Data from: Maternal programming of offspring in relation to food availability in an insect (Forficula auricularia)
Raveh, Shirley; Vogt, Dominik; Koelliker, Mathias (2016), Data from: Maternal programming of offspring in relation to food availability in an insect (Forficula auricularia), Dryad, Dataset, https://doi.org/10.5061/dryad.v5300
Maternal effects can induce adjustments in offspring phenotype to the environment experienced by the mother. Of particular interest is if mothers can program their offspring to cope best under matching environmental conditions, but the evidence for such anticipatory maternal effects (AME) is limited. In this study, we manipulated experimentally the food availability experienced by mothers and their offspring in the European earwig (Forficula auricularia). Offspring produced by females that had access to high- or low-food quantities were cross-fostered to foster mothers experiencing matched or mismatched environments. Offspring experiencing food availability matching the one of their mothers had an increased survival to adulthood compared to offspring experiencing mismatched conditions.
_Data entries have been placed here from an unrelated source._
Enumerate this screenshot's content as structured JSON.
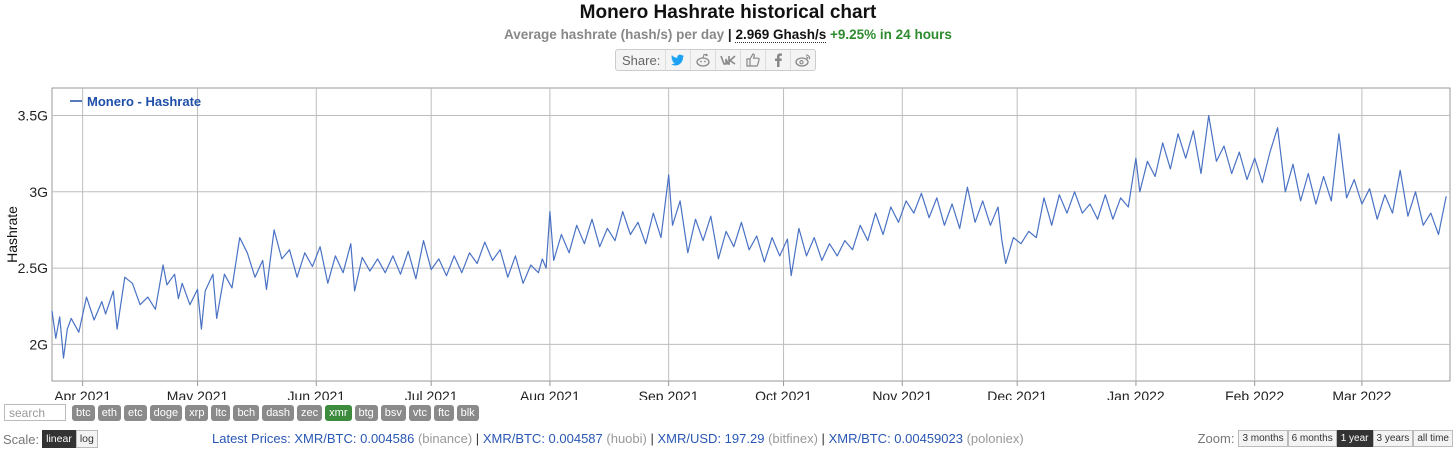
{
  "header": {
    "title": "Monero Hashrate historical chart",
    "subtitle_prefix": "Average hashrate (hash/s) per day",
    "separator": "|",
    "current_rate": "2.969 Ghash/s",
    "change": "+9.25% in 24 hours"
  },
  "share": {
    "label": "Share:",
    "icons": [
      "twitter-icon",
      "reddit-icon",
      "vk-icon",
      "like-icon",
      "facebook-icon",
      "weibo-icon"
    ]
  },
  "search": {
    "placeholder": "search"
  },
  "coin_tags": [
    "btc",
    "eth",
    "etc",
    "doge",
    "xrp",
    "ltc",
    "bch",
    "dash",
    "zec",
    "xmr",
    "btg",
    "bsv",
    "vtc",
    "ftc",
    "blk"
  ],
  "active_coin": "xmr",
  "scale": {
    "label": "Scale:",
    "options": [
      "linear",
      "log"
    ],
    "selected": "linear"
  },
  "prices": {
    "label": "Latest Prices:",
    "items": [
      {
        "pair": "XMR/BTC: 0.004586",
        "exchange": "(binance)"
      },
      {
        "pair": "XMR/BTC: 0.004587",
        "exchange": "(huobi)"
      },
      {
        "pair": "XMR/USD: 197.29",
        "exchange": "(bitfinex)"
      },
      {
        "pair": "XMR/BTC: 0.00459023",
        "exchange": "(poloniex)"
      }
    ]
  },
  "zoom": {
    "label": "Zoom:",
    "options": [
      "3 months",
      "6 months",
      "1 year",
      "3 years",
      "all time"
    ],
    "selected": "1 year"
  },
  "colors": {
    "line": "#4a72c4",
    "legend": "#1f4fa8",
    "active_tag": "#3d8b3d"
  },
  "chart_data": {
    "type": "line",
    "title": "Monero Hashrate historical chart",
    "ylabel": "Hashrate",
    "legend": "Monero - Hashrate",
    "legend_position": "top-left",
    "grid": true,
    "x_start": "2021-03-24",
    "x_end": "2022-03-24",
    "x_ticks": [
      {
        "date": "2021-04-01",
        "label": "Apr 2021"
      },
      {
        "date": "2021-05-01",
        "label": "May 2021"
      },
      {
        "date": "2021-06-01",
        "label": "Jun 2021"
      },
      {
        "date": "2021-07-01",
        "label": "Jul 2021"
      },
      {
        "date": "2021-08-01",
        "label": "Aug 2021"
      },
      {
        "date": "2021-09-01",
        "label": "Sep 2021"
      },
      {
        "date": "2021-10-01",
        "label": "Oct 2021"
      },
      {
        "date": "2021-11-01",
        "label": "Nov 2021"
      },
      {
        "date": "2021-12-01",
        "label": "Dec 2021"
      },
      {
        "date": "2022-01-01",
        "label": "Jan 2022"
      },
      {
        "date": "2022-02-01",
        "label": "Feb 2022"
      },
      {
        "date": "2022-03-01",
        "label": "Mar 2022"
      }
    ],
    "y_ticks": [
      {
        "value": 2.0,
        "label": "2G"
      },
      {
        "value": 2.5,
        "label": "2.5G"
      },
      {
        "value": 3.0,
        "label": "3G"
      },
      {
        "value": 3.5,
        "label": "3.5G"
      }
    ],
    "ylim": [
      1.76,
      3.68
    ],
    "series": [
      {
        "name": "Monero - Hashrate",
        "unit": "Ghash/s",
        "points": [
          [
            "2021-03-24",
            2.22
          ],
          [
            "2021-03-25",
            2.04
          ],
          [
            "2021-03-26",
            2.18
          ],
          [
            "2021-03-27",
            1.91
          ],
          [
            "2021-03-28",
            2.1
          ],
          [
            "2021-03-29",
            2.17
          ],
          [
            "2021-03-31",
            2.08
          ],
          [
            "2021-04-02",
            2.31
          ],
          [
            "2021-04-04",
            2.16
          ],
          [
            "2021-04-06",
            2.28
          ],
          [
            "2021-04-07",
            2.2
          ],
          [
            "2021-04-09",
            2.35
          ],
          [
            "2021-04-10",
            2.1
          ],
          [
            "2021-04-12",
            2.44
          ],
          [
            "2021-04-14",
            2.4
          ],
          [
            "2021-04-16",
            2.26
          ],
          [
            "2021-04-18",
            2.31
          ],
          [
            "2021-04-20",
            2.23
          ],
          [
            "2021-04-22",
            2.52
          ],
          [
            "2021-04-23",
            2.39
          ],
          [
            "2021-04-25",
            2.46
          ],
          [
            "2021-04-26",
            2.3
          ],
          [
            "2021-04-27",
            2.4
          ],
          [
            "2021-04-29",
            2.26
          ],
          [
            "2021-05-01",
            2.36
          ],
          [
            "2021-05-02",
            2.1
          ],
          [
            "2021-05-03",
            2.35
          ],
          [
            "2021-05-05",
            2.46
          ],
          [
            "2021-05-06",
            2.17
          ],
          [
            "2021-05-08",
            2.46
          ],
          [
            "2021-05-10",
            2.37
          ],
          [
            "2021-05-12",
            2.7
          ],
          [
            "2021-05-14",
            2.6
          ],
          [
            "2021-05-16",
            2.44
          ],
          [
            "2021-05-18",
            2.55
          ],
          [
            "2021-05-19",
            2.36
          ],
          [
            "2021-05-21",
            2.75
          ],
          [
            "2021-05-23",
            2.56
          ],
          [
            "2021-05-25",
            2.62
          ],
          [
            "2021-05-27",
            2.44
          ],
          [
            "2021-05-29",
            2.6
          ],
          [
            "2021-05-31",
            2.51
          ],
          [
            "2021-06-02",
            2.64
          ],
          [
            "2021-06-04",
            2.4
          ],
          [
            "2021-06-06",
            2.58
          ],
          [
            "2021-06-08",
            2.47
          ],
          [
            "2021-06-10",
            2.66
          ],
          [
            "2021-06-11",
            2.35
          ],
          [
            "2021-06-13",
            2.57
          ],
          [
            "2021-06-15",
            2.48
          ],
          [
            "2021-06-17",
            2.56
          ],
          [
            "2021-06-19",
            2.47
          ],
          [
            "2021-06-21",
            2.58
          ],
          [
            "2021-06-23",
            2.46
          ],
          [
            "2021-06-25",
            2.61
          ],
          [
            "2021-06-27",
            2.43
          ],
          [
            "2021-06-29",
            2.68
          ],
          [
            "2021-07-01",
            2.49
          ],
          [
            "2021-07-03",
            2.56
          ],
          [
            "2021-07-05",
            2.45
          ],
          [
            "2021-07-07",
            2.58
          ],
          [
            "2021-07-09",
            2.47
          ],
          [
            "2021-07-11",
            2.6
          ],
          [
            "2021-07-13",
            2.53
          ],
          [
            "2021-07-15",
            2.67
          ],
          [
            "2021-07-17",
            2.55
          ],
          [
            "2021-07-19",
            2.62
          ],
          [
            "2021-07-21",
            2.44
          ],
          [
            "2021-07-23",
            2.58
          ],
          [
            "2021-07-25",
            2.4
          ],
          [
            "2021-07-27",
            2.52
          ],
          [
            "2021-07-29",
            2.47
          ],
          [
            "2021-07-30",
            2.56
          ],
          [
            "2021-07-31",
            2.5
          ],
          [
            "2021-08-01",
            2.87
          ],
          [
            "2021-08-02",
            2.55
          ],
          [
            "2021-08-04",
            2.72
          ],
          [
            "2021-08-06",
            2.6
          ],
          [
            "2021-08-08",
            2.78
          ],
          [
            "2021-08-10",
            2.66
          ],
          [
            "2021-08-12",
            2.82
          ],
          [
            "2021-08-14",
            2.64
          ],
          [
            "2021-08-16",
            2.76
          ],
          [
            "2021-08-18",
            2.68
          ],
          [
            "2021-08-20",
            2.87
          ],
          [
            "2021-08-22",
            2.72
          ],
          [
            "2021-08-24",
            2.8
          ],
          [
            "2021-08-26",
            2.66
          ],
          [
            "2021-08-28",
            2.86
          ],
          [
            "2021-08-30",
            2.7
          ],
          [
            "2021-09-01",
            3.11
          ],
          [
            "2021-09-02",
            2.78
          ],
          [
            "2021-09-04",
            2.94
          ],
          [
            "2021-09-06",
            2.6
          ],
          [
            "2021-09-08",
            2.82
          ],
          [
            "2021-09-10",
            2.68
          ],
          [
            "2021-09-12",
            2.84
          ],
          [
            "2021-09-14",
            2.56
          ],
          [
            "2021-09-16",
            2.74
          ],
          [
            "2021-09-18",
            2.64
          ],
          [
            "2021-09-20",
            2.8
          ],
          [
            "2021-09-22",
            2.62
          ],
          [
            "2021-09-24",
            2.71
          ],
          [
            "2021-09-26",
            2.54
          ],
          [
            "2021-09-28",
            2.7
          ],
          [
            "2021-09-30",
            2.58
          ],
          [
            "2021-10-02",
            2.69
          ],
          [
            "2021-10-03",
            2.45
          ],
          [
            "2021-10-05",
            2.76
          ],
          [
            "2021-10-07",
            2.58
          ],
          [
            "2021-10-09",
            2.7
          ],
          [
            "2021-10-11",
            2.55
          ],
          [
            "2021-10-13",
            2.66
          ],
          [
            "2021-10-15",
            2.58
          ],
          [
            "2021-10-17",
            2.68
          ],
          [
            "2021-10-19",
            2.62
          ],
          [
            "2021-10-21",
            2.78
          ],
          [
            "2021-10-23",
            2.68
          ],
          [
            "2021-10-25",
            2.86
          ],
          [
            "2021-10-27",
            2.72
          ],
          [
            "2021-10-29",
            2.9
          ],
          [
            "2021-10-31",
            2.8
          ],
          [
            "2021-11-02",
            2.94
          ],
          [
            "2021-11-04",
            2.86
          ],
          [
            "2021-11-06",
            2.99
          ],
          [
            "2021-11-08",
            2.83
          ],
          [
            "2021-11-10",
            2.96
          ],
          [
            "2021-11-12",
            2.78
          ],
          [
            "2021-11-14",
            2.92
          ],
          [
            "2021-11-16",
            2.76
          ],
          [
            "2021-11-18",
            3.03
          ],
          [
            "2021-11-20",
            2.8
          ],
          [
            "2021-11-22",
            2.94
          ],
          [
            "2021-11-24",
            2.78
          ],
          [
            "2021-11-26",
            2.9
          ],
          [
            "2021-11-27",
            2.68
          ],
          [
            "2021-11-28",
            2.53
          ],
          [
            "2021-11-30",
            2.7
          ],
          [
            "2021-12-02",
            2.66
          ],
          [
            "2021-12-04",
            2.74
          ],
          [
            "2021-12-06",
            2.7
          ],
          [
            "2021-12-08",
            2.96
          ],
          [
            "2021-12-10",
            2.78
          ],
          [
            "2021-12-12",
            2.98
          ],
          [
            "2021-12-14",
            2.86
          ],
          [
            "2021-12-16",
            3.0
          ],
          [
            "2021-12-18",
            2.86
          ],
          [
            "2021-12-20",
            2.92
          ],
          [
            "2021-12-22",
            2.82
          ],
          [
            "2021-12-24",
            2.98
          ],
          [
            "2021-12-26",
            2.82
          ],
          [
            "2021-12-28",
            2.96
          ],
          [
            "2021-12-30",
            2.9
          ],
          [
            "2022-01-01",
            3.22
          ],
          [
            "2022-01-02",
            3.0
          ],
          [
            "2022-01-04",
            3.2
          ],
          [
            "2022-01-06",
            3.1
          ],
          [
            "2022-01-08",
            3.32
          ],
          [
            "2022-01-10",
            3.15
          ],
          [
            "2022-01-12",
            3.38
          ],
          [
            "2022-01-14",
            3.22
          ],
          [
            "2022-01-16",
            3.4
          ],
          [
            "2022-01-18",
            3.12
          ],
          [
            "2022-01-20",
            3.5
          ],
          [
            "2022-01-22",
            3.2
          ],
          [
            "2022-01-24",
            3.3
          ],
          [
            "2022-01-26",
            3.12
          ],
          [
            "2022-01-28",
            3.26
          ],
          [
            "2022-01-30",
            3.08
          ],
          [
            "2022-02-01",
            3.22
          ],
          [
            "2022-02-03",
            3.06
          ],
          [
            "2022-02-05",
            3.26
          ],
          [
            "2022-02-07",
            3.42
          ],
          [
            "2022-02-09",
            3.0
          ],
          [
            "2022-02-11",
            3.18
          ],
          [
            "2022-02-13",
            2.94
          ],
          [
            "2022-02-15",
            3.12
          ],
          [
            "2022-02-17",
            2.92
          ],
          [
            "2022-02-19",
            3.1
          ],
          [
            "2022-02-21",
            2.94
          ],
          [
            "2022-02-23",
            3.38
          ],
          [
            "2022-02-25",
            2.96
          ],
          [
            "2022-02-27",
            3.08
          ],
          [
            "2022-03-01",
            2.92
          ],
          [
            "2022-03-03",
            3.02
          ],
          [
            "2022-03-05",
            2.82
          ],
          [
            "2022-03-07",
            2.98
          ],
          [
            "2022-03-09",
            2.86
          ],
          [
            "2022-03-11",
            3.14
          ],
          [
            "2022-03-13",
            2.84
          ],
          [
            "2022-03-15",
            3.0
          ],
          [
            "2022-03-17",
            2.78
          ],
          [
            "2022-03-19",
            2.86
          ],
          [
            "2022-03-21",
            2.72
          ],
          [
            "2022-03-23",
            2.97
          ]
        ]
      }
    ]
  }
}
Females experiencing high food laid larger clutches. This clutch-size adjustment statistically explained the matching effect when offspring experienced high food, but not when experiencing low food conditions. There were no effects of matching on offspring growth and developmental rate. Overall, our study demonstrates that AME occurs in relation to food availability enhancing offspring survival to adulthood under matching food conditions.